Bustan & Sumitri (2009) dalam laporan penelitiannya berjudul Persepsi Guyub
Tutur Manggarai Tentang Signifikansi Harmoni Sosial menemukan bahwa terdapat beberapa
ungkapan tradisional dalam bahasa dan kebudayaan Manggarai yang menyingkap persepsi
Guyub Tutur Manggarai tentang signifikansi harmoni sosial. Ungkapan-ungkapan tradisional
ini secara fungsional digunakan sebagai nasehat atau petuah, saran atau perintah, media
pengingat, bahkan sindiran yang bertujuan mengingatkan warga Guyub Tutur Manggarai
untuk selalu menjaga persatuan dan kesatuan dalam kelompok klan (suku) yang tercakup
dalam satu temali kekerabatan, yang terbentuk karena kesamaan hubungan darah struktur asal
usul. Penyingkapan persepsi ini dilakukan dengan pendekatan struktural terhadap satuan
kebahasaan yang membentuk strukur ungkapan-ungkapan tradisional tersebut yakni bentuk,
makna dan fungsi. Mengingat objek kajian yang akan dikaji dalam penelitian ini sama dengan
pada penelitian yang disebutkan di atas, maka penulis akan mengacu pada pendekatan yang
digunakan dalam penelitian terdahulu. Walaupun demikian, pemilihan lokasi penelitian dan
informan pada penelitian ini berbeda dengan penelitian terdahulu. Lokasi penelitian terdahulu
adalah wilayah perkotaan dengan informan adalah masyarakat yang tinggal di kota,
sedangkan dalam penelitian ini penulis menggunakan informan yang tinggal di desa. Hal ini
dilakukan mengingat kehidupan di wilayah pedesaan masih memiliki kecendrerungan
mempraktikkan nilai-nilai budaya tradisional daripada kehidupan masyarakat di kota yang
sudah bersifat multietnis dan dipengaruhi dengan budaya modern. Dengan demikian data
yang diperoleh dalam penelitian ini diharapkan memiliki konten dan sifat yang masih asli
atau otentik.
Penelitian selanjutnya yang berkaitan dengan ungkapan tradisional adalah penelitian
yang dilakukan oleh Ni Wayan Sumitri (2007) dalam laporan penelitiannya yang berjudul
‘Nilai Sesenggakan dalam Ungkapan Tradisional Bali dalam Perspektif Linguistik
Kebudayaan’ (Linguistika, 2007).
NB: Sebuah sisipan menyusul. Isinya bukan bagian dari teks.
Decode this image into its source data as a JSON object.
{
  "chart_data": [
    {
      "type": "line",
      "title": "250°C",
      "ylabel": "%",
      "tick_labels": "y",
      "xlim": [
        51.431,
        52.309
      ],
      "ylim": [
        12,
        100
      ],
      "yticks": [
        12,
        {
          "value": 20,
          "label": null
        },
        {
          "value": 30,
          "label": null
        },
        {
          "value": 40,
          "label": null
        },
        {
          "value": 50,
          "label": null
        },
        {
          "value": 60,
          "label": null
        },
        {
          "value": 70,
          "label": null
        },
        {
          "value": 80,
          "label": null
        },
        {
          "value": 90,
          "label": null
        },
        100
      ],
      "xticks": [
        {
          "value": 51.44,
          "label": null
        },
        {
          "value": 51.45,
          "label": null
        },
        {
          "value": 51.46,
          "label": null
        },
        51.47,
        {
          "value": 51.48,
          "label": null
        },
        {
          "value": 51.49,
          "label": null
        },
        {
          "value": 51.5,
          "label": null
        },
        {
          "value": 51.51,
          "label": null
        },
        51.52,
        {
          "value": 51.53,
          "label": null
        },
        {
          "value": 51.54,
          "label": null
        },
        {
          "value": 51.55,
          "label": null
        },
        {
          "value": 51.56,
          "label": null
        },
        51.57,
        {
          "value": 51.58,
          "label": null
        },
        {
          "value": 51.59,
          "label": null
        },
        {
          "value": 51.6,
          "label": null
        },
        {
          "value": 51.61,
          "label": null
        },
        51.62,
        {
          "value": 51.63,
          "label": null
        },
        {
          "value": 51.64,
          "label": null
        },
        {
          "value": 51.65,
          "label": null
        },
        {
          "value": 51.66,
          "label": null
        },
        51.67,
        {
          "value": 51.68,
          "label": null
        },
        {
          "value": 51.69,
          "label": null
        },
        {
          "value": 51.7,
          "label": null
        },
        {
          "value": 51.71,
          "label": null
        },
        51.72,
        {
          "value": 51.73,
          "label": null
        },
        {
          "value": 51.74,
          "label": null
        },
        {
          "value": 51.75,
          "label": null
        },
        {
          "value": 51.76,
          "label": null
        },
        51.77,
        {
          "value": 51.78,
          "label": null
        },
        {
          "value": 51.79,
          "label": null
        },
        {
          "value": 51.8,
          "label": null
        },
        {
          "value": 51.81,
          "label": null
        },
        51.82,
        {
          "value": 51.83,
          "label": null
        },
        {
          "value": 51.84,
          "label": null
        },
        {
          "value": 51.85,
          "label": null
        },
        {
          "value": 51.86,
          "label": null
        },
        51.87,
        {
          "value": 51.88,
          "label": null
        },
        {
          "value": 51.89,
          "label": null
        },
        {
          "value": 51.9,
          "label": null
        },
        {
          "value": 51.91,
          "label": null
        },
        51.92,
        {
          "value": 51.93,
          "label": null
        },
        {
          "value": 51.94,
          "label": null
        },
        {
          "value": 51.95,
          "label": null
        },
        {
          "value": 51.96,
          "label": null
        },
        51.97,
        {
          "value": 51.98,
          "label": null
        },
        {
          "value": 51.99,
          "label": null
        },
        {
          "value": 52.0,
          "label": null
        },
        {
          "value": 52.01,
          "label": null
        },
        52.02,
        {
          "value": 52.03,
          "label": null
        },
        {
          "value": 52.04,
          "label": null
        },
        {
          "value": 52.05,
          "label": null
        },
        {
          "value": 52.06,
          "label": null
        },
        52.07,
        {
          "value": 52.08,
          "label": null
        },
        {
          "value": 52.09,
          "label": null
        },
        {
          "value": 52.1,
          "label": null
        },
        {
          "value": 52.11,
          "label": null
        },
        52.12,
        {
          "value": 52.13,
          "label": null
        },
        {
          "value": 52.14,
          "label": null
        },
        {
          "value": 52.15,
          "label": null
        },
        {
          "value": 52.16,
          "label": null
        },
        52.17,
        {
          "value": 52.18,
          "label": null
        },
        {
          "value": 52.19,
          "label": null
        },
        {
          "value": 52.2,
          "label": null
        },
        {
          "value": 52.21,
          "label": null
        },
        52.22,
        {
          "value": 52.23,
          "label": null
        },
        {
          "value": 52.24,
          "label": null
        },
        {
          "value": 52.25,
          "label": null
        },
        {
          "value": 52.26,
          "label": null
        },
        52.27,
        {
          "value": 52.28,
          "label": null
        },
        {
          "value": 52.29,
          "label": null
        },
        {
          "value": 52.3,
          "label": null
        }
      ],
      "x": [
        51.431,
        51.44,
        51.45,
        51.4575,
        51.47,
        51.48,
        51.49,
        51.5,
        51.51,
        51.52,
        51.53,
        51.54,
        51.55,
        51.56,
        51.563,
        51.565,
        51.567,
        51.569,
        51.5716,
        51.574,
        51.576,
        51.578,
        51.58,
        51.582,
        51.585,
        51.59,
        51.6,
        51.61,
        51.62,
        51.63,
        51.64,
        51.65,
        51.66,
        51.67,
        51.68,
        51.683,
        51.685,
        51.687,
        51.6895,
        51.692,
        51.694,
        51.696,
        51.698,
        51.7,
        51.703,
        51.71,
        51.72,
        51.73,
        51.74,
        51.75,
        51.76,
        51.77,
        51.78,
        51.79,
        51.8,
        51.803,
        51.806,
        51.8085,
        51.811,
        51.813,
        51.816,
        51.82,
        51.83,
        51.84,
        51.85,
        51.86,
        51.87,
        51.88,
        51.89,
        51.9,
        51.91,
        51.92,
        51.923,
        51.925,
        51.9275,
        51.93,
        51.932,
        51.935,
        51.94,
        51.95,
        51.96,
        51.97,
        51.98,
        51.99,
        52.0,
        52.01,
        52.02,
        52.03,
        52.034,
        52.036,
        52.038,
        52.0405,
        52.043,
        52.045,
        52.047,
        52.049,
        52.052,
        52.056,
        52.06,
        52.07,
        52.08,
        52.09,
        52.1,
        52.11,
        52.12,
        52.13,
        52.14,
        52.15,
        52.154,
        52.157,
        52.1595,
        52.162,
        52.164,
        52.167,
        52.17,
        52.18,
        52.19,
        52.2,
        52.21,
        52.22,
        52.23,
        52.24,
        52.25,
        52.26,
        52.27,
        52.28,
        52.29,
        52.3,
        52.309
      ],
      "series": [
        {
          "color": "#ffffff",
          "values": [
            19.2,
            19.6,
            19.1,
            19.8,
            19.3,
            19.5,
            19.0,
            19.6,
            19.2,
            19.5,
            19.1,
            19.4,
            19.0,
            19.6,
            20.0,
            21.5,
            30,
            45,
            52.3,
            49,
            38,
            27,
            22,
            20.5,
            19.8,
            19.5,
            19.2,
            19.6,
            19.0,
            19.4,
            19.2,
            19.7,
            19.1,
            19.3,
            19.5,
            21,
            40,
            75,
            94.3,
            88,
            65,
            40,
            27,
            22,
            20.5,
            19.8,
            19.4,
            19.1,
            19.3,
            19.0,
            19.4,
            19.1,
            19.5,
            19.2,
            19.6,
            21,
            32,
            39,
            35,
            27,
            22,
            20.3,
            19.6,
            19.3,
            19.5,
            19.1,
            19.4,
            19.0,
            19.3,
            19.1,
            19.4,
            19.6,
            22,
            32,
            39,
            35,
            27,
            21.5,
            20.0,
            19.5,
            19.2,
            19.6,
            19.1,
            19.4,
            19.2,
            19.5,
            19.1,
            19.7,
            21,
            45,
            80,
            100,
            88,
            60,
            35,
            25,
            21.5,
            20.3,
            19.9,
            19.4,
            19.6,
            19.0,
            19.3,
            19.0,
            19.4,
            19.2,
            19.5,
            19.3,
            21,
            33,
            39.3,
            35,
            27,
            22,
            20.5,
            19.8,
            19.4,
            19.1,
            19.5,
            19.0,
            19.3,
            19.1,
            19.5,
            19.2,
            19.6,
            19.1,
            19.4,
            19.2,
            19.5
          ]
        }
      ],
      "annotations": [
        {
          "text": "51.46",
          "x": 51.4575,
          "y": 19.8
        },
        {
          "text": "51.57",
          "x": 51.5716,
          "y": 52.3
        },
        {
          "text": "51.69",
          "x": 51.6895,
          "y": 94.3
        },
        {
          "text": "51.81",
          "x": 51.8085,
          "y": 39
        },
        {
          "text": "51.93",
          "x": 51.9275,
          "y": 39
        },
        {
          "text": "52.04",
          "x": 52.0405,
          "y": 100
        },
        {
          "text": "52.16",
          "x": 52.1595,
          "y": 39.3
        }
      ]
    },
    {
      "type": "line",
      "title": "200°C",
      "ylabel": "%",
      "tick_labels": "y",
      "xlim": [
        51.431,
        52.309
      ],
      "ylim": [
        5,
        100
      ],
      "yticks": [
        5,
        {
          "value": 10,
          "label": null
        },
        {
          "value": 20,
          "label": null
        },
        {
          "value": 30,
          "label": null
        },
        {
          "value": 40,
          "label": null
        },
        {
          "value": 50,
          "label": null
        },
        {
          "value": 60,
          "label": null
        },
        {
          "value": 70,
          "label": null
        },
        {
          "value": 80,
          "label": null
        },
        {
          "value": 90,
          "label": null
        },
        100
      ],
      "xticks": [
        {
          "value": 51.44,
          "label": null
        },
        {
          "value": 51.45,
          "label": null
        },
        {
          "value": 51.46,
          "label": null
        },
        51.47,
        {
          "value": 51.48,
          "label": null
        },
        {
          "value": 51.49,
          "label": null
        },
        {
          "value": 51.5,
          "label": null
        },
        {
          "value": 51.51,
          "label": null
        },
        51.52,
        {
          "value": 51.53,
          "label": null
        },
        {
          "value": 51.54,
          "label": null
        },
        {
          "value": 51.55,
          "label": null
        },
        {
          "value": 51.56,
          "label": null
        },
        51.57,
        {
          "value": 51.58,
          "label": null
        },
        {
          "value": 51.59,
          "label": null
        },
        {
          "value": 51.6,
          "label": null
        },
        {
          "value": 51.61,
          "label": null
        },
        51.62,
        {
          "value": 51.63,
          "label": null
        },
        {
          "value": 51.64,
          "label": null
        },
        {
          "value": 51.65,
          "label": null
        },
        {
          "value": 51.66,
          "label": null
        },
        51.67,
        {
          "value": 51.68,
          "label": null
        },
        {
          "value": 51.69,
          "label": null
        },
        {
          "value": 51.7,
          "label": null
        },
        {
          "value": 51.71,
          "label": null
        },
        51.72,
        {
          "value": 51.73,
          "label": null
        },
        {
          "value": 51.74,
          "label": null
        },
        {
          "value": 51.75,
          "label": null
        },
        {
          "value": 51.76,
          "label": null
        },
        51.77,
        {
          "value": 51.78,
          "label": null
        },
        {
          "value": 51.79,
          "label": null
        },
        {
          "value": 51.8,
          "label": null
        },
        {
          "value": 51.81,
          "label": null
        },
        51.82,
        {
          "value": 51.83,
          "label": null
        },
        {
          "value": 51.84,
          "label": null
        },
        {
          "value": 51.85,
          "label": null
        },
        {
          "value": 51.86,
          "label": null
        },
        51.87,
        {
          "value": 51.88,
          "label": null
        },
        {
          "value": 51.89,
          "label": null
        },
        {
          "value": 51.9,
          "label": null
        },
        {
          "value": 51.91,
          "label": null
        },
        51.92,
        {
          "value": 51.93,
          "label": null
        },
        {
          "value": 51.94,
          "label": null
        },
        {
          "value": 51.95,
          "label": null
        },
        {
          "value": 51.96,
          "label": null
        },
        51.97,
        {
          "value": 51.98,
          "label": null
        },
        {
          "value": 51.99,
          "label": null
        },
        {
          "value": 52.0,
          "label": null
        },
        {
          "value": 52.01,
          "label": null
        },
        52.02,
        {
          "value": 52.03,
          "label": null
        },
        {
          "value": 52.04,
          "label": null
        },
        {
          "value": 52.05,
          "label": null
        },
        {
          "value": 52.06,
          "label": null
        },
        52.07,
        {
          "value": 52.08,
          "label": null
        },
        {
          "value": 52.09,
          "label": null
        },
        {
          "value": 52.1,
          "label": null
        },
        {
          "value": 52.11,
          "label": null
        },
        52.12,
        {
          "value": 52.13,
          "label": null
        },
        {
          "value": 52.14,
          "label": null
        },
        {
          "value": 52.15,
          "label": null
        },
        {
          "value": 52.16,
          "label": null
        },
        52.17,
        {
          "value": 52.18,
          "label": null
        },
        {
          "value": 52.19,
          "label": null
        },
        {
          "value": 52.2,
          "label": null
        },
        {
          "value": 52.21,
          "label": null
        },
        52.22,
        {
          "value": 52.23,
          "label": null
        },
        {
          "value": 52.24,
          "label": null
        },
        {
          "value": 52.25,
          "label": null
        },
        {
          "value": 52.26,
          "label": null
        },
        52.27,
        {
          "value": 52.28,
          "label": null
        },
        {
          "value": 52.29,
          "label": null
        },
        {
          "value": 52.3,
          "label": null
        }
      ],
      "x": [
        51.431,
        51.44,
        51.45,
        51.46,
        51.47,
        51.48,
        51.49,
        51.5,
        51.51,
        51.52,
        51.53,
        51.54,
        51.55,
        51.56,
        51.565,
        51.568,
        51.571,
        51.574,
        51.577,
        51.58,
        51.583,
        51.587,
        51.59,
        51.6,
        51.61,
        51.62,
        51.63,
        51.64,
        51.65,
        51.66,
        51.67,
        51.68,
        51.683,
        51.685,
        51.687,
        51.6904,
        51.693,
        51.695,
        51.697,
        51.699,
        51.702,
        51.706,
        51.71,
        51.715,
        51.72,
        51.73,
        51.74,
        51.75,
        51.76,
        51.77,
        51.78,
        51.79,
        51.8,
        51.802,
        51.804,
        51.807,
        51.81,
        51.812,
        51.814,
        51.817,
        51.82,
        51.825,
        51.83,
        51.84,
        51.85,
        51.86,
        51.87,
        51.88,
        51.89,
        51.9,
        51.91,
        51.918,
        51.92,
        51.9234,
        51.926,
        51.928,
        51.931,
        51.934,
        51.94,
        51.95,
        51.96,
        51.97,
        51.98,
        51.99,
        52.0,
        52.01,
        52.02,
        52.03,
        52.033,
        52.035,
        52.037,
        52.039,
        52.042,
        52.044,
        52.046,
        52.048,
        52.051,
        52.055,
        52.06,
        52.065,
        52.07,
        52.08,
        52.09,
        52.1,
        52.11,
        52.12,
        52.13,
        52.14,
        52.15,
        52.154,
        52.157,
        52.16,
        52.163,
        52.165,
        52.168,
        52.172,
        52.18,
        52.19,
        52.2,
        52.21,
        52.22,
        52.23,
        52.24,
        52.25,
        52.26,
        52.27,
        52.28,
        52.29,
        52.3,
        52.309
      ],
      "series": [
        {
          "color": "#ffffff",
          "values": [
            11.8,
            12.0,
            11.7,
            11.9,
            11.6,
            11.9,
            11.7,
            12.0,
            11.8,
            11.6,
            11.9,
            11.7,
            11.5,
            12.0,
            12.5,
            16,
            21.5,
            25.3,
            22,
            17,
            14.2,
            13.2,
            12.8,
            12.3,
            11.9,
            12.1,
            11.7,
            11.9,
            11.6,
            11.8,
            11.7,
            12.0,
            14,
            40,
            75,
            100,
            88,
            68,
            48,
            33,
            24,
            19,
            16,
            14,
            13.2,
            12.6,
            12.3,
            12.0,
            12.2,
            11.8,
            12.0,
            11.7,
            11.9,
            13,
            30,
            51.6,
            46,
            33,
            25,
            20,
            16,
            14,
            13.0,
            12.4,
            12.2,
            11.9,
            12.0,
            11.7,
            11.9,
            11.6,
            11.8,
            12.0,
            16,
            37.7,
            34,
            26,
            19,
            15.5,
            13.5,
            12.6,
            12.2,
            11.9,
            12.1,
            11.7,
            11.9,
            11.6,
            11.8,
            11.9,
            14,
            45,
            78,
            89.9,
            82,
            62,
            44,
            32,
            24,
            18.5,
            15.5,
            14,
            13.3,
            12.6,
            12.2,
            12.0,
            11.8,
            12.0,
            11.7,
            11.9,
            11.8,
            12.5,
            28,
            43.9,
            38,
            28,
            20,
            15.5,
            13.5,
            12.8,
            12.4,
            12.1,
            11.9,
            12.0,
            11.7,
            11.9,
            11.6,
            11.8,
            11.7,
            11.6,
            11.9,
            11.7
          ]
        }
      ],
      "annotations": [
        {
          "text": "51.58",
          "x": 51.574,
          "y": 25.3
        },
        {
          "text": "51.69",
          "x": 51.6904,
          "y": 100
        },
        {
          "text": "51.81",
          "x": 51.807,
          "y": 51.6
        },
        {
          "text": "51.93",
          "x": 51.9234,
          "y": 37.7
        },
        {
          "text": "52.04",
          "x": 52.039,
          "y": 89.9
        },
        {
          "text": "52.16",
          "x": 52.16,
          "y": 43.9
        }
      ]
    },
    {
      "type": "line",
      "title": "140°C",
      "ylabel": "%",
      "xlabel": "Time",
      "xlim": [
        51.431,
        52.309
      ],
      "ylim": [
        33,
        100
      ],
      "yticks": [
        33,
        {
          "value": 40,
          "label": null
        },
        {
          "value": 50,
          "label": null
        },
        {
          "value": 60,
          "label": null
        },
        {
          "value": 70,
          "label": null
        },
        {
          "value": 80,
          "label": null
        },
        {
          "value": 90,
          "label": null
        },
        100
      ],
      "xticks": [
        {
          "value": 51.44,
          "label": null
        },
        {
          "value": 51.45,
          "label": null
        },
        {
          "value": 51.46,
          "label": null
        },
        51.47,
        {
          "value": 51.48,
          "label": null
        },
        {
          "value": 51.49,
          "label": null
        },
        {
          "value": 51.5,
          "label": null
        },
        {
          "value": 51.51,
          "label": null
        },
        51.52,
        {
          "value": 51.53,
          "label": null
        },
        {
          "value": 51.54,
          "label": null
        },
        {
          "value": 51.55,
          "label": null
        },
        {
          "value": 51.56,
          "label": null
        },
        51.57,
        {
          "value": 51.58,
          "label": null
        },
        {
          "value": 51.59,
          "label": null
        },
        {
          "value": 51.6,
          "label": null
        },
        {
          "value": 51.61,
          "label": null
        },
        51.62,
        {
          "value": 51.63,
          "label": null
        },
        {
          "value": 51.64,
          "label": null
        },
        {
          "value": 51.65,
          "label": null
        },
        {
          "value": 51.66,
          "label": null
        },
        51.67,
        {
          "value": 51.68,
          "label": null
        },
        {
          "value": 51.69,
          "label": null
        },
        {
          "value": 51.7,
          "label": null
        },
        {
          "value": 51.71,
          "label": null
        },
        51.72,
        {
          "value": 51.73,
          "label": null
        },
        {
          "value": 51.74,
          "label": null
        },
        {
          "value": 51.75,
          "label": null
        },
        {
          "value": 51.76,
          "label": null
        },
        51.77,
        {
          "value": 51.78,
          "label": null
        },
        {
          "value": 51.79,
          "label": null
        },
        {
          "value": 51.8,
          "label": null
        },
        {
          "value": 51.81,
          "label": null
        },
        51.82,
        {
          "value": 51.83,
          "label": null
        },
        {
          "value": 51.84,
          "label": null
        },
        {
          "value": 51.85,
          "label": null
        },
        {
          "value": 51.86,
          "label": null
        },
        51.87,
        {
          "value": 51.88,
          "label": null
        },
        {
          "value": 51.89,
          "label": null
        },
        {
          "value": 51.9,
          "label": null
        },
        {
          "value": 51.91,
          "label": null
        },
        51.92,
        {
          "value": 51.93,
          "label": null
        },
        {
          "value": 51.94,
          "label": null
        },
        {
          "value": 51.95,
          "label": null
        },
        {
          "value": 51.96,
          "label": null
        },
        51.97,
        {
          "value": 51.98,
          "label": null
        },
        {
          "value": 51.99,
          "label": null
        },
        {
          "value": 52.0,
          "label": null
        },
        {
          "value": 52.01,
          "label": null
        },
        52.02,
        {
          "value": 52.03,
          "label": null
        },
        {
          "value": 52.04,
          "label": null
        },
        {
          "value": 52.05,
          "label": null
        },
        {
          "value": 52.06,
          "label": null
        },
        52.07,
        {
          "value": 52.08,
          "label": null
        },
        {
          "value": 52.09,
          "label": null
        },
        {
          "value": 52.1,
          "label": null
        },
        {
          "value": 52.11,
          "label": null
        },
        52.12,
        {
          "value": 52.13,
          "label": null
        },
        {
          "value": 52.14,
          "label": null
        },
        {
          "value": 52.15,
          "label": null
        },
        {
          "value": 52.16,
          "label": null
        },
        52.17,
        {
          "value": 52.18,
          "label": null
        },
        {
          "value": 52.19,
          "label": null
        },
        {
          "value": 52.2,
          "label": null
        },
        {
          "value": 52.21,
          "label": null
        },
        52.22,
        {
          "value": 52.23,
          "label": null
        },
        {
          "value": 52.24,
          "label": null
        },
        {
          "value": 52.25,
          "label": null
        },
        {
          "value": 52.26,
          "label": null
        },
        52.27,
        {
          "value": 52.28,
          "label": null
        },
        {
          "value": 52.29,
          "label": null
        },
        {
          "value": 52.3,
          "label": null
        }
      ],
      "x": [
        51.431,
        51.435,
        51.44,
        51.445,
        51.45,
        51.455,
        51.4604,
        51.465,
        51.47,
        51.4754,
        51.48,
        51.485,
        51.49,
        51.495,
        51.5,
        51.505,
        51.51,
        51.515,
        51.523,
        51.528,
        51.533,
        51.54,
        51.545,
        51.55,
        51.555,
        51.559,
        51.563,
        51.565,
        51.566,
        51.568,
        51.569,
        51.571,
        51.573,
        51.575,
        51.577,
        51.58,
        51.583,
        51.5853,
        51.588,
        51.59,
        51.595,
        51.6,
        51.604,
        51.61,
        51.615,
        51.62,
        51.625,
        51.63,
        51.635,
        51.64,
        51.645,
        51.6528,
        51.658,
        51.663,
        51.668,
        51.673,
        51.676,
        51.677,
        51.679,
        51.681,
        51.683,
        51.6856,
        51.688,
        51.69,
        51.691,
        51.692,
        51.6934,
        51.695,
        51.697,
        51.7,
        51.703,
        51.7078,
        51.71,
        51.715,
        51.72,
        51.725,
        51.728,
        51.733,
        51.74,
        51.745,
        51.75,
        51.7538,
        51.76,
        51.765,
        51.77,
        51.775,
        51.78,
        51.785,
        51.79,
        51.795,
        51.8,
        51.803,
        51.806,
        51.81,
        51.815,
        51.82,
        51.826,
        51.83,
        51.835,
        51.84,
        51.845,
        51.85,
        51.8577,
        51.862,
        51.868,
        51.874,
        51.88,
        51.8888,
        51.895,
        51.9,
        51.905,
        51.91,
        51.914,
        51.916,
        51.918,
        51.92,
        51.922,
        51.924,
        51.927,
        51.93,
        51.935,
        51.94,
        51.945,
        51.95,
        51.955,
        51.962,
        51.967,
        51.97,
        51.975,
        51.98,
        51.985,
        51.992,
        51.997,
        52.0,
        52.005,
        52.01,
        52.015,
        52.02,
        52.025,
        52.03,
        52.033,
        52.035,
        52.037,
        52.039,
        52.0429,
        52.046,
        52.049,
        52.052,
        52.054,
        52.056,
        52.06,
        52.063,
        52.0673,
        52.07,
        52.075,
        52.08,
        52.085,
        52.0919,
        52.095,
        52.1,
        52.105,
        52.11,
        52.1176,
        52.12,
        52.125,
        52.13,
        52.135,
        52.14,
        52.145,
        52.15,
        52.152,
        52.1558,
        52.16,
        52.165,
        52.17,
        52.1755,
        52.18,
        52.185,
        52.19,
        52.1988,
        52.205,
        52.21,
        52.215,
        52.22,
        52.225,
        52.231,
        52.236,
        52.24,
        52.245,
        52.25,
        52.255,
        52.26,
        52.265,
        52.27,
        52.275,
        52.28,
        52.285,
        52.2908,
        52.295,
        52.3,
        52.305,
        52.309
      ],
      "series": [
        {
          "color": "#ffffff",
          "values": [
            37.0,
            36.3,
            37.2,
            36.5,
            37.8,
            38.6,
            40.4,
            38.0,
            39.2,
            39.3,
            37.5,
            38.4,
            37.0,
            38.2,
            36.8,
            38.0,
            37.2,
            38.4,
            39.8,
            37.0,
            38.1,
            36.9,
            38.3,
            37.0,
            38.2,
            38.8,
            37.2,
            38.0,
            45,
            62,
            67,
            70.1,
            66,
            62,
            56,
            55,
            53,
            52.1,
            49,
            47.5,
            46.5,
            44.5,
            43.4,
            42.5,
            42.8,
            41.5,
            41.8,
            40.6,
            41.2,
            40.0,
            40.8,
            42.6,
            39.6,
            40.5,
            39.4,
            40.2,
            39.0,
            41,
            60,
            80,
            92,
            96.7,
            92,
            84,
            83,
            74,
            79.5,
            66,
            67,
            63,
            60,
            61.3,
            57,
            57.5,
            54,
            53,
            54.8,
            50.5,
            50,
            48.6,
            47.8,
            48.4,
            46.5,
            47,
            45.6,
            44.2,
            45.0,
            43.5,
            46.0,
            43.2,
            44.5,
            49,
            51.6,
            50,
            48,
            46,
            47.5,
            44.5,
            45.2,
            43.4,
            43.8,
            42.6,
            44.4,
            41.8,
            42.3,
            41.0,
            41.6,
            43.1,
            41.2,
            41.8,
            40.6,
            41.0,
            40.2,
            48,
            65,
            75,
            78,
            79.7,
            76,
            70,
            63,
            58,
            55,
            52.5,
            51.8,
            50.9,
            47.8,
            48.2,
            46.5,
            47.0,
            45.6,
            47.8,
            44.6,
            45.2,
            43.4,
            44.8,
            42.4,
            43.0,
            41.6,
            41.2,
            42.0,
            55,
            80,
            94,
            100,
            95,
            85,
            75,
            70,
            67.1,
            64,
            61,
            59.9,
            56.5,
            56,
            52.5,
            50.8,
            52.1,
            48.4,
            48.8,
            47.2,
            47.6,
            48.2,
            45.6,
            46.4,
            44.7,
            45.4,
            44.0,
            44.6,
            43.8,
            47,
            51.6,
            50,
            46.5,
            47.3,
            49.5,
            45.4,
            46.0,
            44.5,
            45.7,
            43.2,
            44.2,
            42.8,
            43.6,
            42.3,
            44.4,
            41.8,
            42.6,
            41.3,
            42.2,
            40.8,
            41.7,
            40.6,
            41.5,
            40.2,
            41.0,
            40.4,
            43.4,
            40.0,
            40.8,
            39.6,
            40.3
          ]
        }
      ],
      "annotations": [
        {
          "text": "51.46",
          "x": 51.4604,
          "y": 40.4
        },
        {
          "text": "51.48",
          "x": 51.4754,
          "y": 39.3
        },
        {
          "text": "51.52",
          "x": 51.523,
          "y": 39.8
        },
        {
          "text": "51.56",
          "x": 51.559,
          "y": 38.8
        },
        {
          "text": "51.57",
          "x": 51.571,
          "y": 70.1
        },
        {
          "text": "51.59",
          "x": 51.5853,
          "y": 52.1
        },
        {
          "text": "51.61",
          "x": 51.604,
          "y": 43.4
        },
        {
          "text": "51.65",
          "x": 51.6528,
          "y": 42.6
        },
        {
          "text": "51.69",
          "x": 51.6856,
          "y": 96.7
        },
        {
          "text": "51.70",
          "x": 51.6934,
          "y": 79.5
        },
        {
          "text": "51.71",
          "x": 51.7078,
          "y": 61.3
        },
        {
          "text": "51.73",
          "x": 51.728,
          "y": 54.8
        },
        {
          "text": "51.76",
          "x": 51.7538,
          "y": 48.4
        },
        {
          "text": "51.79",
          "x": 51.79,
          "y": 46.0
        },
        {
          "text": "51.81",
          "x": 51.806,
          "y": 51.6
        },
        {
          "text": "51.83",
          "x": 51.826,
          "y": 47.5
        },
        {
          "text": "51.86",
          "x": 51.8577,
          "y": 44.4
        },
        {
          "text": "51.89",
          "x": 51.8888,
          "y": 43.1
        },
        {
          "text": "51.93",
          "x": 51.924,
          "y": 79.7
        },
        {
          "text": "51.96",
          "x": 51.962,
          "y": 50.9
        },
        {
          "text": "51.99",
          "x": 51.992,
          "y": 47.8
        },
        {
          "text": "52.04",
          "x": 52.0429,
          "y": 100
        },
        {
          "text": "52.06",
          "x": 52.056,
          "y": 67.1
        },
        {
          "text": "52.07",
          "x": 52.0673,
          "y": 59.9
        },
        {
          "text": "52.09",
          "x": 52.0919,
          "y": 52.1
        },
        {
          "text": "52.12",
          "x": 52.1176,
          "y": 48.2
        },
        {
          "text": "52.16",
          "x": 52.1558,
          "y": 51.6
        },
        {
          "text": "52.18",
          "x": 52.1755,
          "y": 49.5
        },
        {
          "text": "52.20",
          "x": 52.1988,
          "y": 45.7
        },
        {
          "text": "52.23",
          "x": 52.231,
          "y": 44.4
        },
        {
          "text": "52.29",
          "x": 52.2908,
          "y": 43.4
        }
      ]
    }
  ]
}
Penelitian ini mendeskripsikan salah satu variasi bentuk
ungkapan tradisional Bali yaitu sesenggekan atau ungkapan sindiran, sebagai salah satu
wujud dan praktek gaya berbahasa lisan masyarakat Bali. Sumitri mengamati makna-makna
budaya yang terdapat dalam sesenggekan dengan pendekatan struktural dan semiotik sebagai
dasar kerangka berpikirnya. Temuan yang diperoleh dalam penelitian ini adalah sesenggakan
atau ungkapan sindiran dalam masyarakat Bali terbentuk dari inspirasi fenomena alam seperti
tumbuh-tumbuhan, buah-buahan, binatang, aktivitas, dan benda mati. Kandungan maknanya
memiliki kaitan makna dengan nilai-nilai budaya dan norma-norma masyarakat etnik Bali
dalam hubungan fungsional dengan lingkungan alam dan fungsi sosial budayanya. Nilai-nilai
yang terkandung di dalamnya adalah nilai pendidikan, nilai etika dan moral, dan nilai
kebersamaan. Nilai-nilai budaya ini menjadi pijakan seseorang dalam kehidupan
bermasyarakat.
3. Metode Penilitian
Penelitian ini menggunakan metode kerja lapangan dengan pendekatan etnografi dan
etik-emik. Melalui pendekatan etnografi, peneliti dapat memahami khasanah ungkapan
tradisional dimaksud, dengan cara masuk dan menjadi bagian dari penutur atau pemilik
ungkapan tradisional tersebut (insider). Hal ini lebih dimungkinkan karena peneliti sendiri
adalah penutur bahasa Kabola dan merupakan anggota warga Kelompok Etnis Kabola.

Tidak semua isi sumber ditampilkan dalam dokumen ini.